中图分类号: TS941.12;K892.23

文献标志码: B

文章编号: 1001-7003(2017)04-0073-06

Abstract: In this paper, the methods of historical literature and textile archaeology were applied to research character and pattern features on Jiaxie fabrics in the Tang and Song dynasties. By using the Jiaxie fabric with the design of namo Shakyamuni Buddha as the research sample, this paper analyses the relations between the characteristics of characters on Jiaxie fabrics in the Tang and Song dynasties and Jiaxie technology based on the view of technology and culture. Firstly, the Jiaxie fabric with the design of namo Shakyamuni Buddha was proved to be Jiaxie fabric after a comparative analysis of xylography, screen printing method and clamp-resistance technology. Secondly, this paper proposed a hypothesis that left and right characters on the Jiaxie fabric with the design of namo Shakyamuni Buddha could be achieved by using half-plate method with multi-pieces. Lastly, the two main reasons why characters on Jiaxie fabrics in the Tang and Song dynasties were rare were analyzed: 1) the purpose of Jiaxie fabrics restricted its development on characters; 2) technical features of folding dyeing limited the development of character design on Jiaxie fabric in the Tang and Song dynasties.

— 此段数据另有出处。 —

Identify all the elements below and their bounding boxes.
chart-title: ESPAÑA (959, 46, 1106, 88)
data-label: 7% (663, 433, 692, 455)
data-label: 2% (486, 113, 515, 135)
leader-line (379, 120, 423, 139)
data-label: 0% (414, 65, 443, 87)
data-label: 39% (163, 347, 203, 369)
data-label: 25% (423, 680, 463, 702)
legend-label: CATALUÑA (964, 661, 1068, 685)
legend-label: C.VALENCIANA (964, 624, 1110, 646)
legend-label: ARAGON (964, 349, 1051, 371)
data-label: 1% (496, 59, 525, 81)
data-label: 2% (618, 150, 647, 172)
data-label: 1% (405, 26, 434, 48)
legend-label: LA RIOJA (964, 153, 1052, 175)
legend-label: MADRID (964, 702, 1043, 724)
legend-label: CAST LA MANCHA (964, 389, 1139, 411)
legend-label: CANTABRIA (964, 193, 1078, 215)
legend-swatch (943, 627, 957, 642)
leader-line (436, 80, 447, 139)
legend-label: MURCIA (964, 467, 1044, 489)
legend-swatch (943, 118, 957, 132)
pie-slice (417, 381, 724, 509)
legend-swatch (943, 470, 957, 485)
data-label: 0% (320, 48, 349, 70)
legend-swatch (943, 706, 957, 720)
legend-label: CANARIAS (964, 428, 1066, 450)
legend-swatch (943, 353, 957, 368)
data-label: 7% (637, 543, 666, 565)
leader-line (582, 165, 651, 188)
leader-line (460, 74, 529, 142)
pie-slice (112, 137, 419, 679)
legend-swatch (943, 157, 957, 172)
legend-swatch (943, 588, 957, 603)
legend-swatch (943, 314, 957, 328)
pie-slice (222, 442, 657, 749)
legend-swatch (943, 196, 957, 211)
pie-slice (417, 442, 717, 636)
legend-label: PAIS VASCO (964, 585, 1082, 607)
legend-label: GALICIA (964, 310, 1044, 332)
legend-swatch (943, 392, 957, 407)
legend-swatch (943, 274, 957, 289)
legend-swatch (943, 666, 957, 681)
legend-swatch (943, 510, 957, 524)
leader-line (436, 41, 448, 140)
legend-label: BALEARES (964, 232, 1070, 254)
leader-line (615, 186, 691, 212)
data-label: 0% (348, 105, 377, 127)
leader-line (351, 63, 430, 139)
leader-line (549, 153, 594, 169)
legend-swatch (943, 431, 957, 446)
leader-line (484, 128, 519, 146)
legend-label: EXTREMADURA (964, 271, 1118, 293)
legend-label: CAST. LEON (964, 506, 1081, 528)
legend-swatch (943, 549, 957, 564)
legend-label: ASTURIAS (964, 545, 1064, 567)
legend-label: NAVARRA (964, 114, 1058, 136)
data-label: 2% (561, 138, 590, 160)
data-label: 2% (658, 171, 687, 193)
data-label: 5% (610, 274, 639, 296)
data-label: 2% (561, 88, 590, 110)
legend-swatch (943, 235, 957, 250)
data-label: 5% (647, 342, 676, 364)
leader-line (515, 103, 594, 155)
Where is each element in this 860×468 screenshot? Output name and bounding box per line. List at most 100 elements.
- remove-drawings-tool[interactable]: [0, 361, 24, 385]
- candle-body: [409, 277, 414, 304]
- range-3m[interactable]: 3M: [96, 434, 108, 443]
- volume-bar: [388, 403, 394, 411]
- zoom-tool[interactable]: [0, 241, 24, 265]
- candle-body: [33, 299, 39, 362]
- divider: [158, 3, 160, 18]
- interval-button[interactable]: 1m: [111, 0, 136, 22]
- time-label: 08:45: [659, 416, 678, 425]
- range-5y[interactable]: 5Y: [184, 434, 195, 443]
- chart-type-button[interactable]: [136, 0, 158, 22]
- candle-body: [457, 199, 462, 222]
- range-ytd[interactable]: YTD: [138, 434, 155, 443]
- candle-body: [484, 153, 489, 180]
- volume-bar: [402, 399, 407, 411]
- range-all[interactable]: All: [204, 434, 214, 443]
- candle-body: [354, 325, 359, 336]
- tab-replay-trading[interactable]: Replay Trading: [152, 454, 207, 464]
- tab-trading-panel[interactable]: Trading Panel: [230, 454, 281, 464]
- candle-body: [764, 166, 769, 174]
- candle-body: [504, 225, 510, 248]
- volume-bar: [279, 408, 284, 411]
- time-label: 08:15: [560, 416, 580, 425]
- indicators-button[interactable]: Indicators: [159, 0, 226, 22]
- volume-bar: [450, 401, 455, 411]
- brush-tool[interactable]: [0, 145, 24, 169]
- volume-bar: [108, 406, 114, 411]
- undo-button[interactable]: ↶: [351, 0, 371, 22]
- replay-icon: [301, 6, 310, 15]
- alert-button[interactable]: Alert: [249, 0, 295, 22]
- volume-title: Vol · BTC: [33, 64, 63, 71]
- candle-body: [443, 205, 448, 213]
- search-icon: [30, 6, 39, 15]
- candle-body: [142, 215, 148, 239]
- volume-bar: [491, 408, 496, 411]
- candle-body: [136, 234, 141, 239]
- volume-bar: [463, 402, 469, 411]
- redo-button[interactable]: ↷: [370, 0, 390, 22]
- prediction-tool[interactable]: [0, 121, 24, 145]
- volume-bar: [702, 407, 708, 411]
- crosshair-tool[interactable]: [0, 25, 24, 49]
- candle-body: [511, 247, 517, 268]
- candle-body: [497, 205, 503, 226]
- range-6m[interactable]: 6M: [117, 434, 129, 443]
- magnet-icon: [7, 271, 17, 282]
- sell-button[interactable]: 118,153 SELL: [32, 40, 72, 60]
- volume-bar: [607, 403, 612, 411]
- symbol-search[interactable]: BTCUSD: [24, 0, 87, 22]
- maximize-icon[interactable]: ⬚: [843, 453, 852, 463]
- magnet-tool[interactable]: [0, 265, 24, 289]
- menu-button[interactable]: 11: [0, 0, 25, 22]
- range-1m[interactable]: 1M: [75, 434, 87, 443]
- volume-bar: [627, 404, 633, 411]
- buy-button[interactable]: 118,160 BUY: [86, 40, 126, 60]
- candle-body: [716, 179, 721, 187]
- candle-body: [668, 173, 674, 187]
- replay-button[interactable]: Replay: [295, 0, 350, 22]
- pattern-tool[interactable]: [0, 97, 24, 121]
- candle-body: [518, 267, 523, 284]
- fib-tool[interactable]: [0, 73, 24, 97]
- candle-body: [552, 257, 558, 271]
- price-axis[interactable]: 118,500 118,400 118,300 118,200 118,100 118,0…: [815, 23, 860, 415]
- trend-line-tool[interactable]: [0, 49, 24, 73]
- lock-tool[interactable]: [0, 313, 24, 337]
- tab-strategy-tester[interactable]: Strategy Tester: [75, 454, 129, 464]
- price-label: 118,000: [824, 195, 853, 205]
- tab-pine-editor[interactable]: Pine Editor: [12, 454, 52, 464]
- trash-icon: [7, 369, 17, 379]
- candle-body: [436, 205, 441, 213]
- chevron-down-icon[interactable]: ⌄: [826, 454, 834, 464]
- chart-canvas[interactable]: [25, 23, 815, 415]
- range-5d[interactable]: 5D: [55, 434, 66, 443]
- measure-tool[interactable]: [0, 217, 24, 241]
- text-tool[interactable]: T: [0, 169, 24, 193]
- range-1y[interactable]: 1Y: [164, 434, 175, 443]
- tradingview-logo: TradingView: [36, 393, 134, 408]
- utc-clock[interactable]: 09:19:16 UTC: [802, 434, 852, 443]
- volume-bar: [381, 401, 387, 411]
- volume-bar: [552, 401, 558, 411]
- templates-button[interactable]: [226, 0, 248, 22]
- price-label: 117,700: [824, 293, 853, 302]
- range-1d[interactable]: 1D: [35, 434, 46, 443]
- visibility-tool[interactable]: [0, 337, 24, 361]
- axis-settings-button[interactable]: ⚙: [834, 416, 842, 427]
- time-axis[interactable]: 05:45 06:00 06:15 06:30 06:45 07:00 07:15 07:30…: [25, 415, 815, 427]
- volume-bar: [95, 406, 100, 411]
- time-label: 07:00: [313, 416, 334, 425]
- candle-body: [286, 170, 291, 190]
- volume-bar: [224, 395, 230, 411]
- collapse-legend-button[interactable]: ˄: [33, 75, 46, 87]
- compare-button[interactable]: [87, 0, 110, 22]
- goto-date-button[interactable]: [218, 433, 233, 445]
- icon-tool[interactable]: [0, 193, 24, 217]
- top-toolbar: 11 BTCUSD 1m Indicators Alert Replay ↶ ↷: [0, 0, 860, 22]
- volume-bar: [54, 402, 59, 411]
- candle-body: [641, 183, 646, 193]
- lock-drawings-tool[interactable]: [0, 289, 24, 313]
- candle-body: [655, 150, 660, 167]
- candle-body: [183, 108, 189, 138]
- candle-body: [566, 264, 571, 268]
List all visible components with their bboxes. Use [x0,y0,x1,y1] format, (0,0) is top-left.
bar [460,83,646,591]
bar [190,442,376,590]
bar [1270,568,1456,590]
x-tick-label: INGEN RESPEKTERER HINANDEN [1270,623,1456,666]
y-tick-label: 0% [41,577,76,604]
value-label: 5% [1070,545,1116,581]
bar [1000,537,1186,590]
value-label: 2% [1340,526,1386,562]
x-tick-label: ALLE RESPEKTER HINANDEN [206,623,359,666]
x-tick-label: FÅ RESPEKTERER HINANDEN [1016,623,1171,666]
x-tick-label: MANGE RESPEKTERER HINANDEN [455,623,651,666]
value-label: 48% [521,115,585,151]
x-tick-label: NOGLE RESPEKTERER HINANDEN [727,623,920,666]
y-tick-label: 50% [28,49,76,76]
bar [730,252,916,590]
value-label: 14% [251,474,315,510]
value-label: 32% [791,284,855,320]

Key words: Jiaxie; characters; fabric; pattern; Tang and Song dynasties

夹缬是依靠木制花版夹住织物进行防染的一种印染技艺,即把所染的织物根据需要对折或多層折叠起来,夹在木质花版中间,用铁架把花版套住,并且织物被花版夹紧,防止染料渗透至所夹的花纹中,再把所需要的各色染料通过浇注或浸染的方式对未夹到的织物部分进行染色。夹缬源于隋唐之际,盛于唐代(公元618—907年),衰落于宋元(公元960—1368年)[1]。在古代织物中,以文字作为纹样图案的织物并不少见。但是,唐宋时期(公元618—1279年)夹缬织物中文字纹样却极为罕见,造成这种状况的原因非常值得研究。此举不仅能对夹缬印染工艺有更深入的理解,同时,也可以找到夹缬织物用途和对折夹染工艺对文字纹样发展的重大影响。

1 唐宋时期夹缬织物中文字纹样的分析

根据当前纺织品考古发现的夹缬织物可知,唐宋时期夹缬织物87件,唐代71件,辽代(公元907—1125年,相当于北宋时期)14件,西夏(公元1038—1227年)2件。不难看出,唐代夹缬织物非常流行,到了辽代夹缬织物数量锐减。通过对这些夹缬织物纹样的统计,可分为花卉、鸟兽、佛像纹三大类,仅有辽代南无释迦牟尼佛夹缬绢带有文字纹样。笔者以这一夹缬绢为例,对唐宋时期的夹缬织物中的文字纹样进行分析。

1.1 辽代南无释迦牟尼佛夹缬绢的特征

辽代南无释迦牟尼佛夹缬绢发现于山西应县佛宫寺地宫,共有标本VA(长66cm,宽61.5cm)、VB(长62.5cm,宽62cm)、VC(长65.5cm,宽62cm)三件。虽然三件夹缬织物尺寸稍有差异,但型板图案完全相同,本文选取其中标本VB(图1)进行分析。该印花织图案为佛说法图,佛陀端坐莲台,双手扶膝,上出花盖,两侧有折枝花朵,飘丽花雨,前有方案,上置摩尼宝珠,两侧各有四众弟子合十侍立,神态各异,并有协持、化生童子各一人[2]。最为神奇的是织物左端印有“南无释迦牟尼佛”七个汉字,而右端印有相同的汉字,只是字型相反。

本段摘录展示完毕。